Dünya başıma yıkıldı. Vücudum titredi. Nefesim boğazımda düğümlendi. Kalbim paramparça oldu.

Ne anlama geldiğini biliyordum. Cehennem Koyu sadece bir hapishane değildi. Oradan kimse sağ çıkmazdı.

Şimdi, hapishanenin siluetine bakıyordum. Demir ve beton bir kale, duvarları o kadar yüksek ki gökyüzüne ulaşıyor gibiydi. Korku vücuduma zehir gibi yayıldı.

Tekne durdu.

Üniformalı gardiyanlar sıraya dizilmiş, bizi karşılamaya hazırdı. Soğuk ve kayıtsız bir ses yankılandı:

''Cehenneme hoş geldiniz. Burada zayıflığa yer yok. Tek kural: ölmeyin.”

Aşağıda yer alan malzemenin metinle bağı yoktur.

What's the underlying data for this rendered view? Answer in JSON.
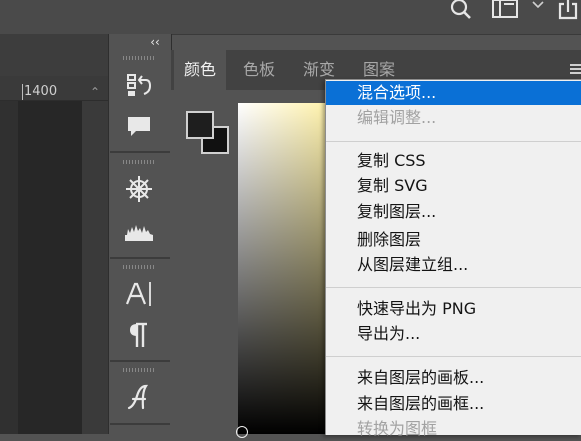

Tüylerim diken diken oldu. Bacaklarım yere mıhlanmış gibi hissettim. Arkadaki deniz, artık asla sahip olamayacağım özgürlüğün bir hatırasıydı. Sonra demir kapılar gıcırdayarak açıldı.

Kelepçeler çıkarıldı, ama hapsedilmiş olma hissi tenime yapışmıştı. Çevre soğuk ve steril, sadece boşluğu daha da artıran beyaz ışıklarla aydınlatılmıştı. Silahlı gardiyanlar her hareketimizi izliyordu.

''Soyunun,” komutu, sessizliği kırbaç gibi kesti.

Aşağılanma dalga dalga yayıldı. Kimse hareket etmedi. Sessizlik uzadı—ta ki yanımdaki bir mahkûm yüzüne sert bir yumruk yiyip yere yığılarak çenesinden kan sızana kadar.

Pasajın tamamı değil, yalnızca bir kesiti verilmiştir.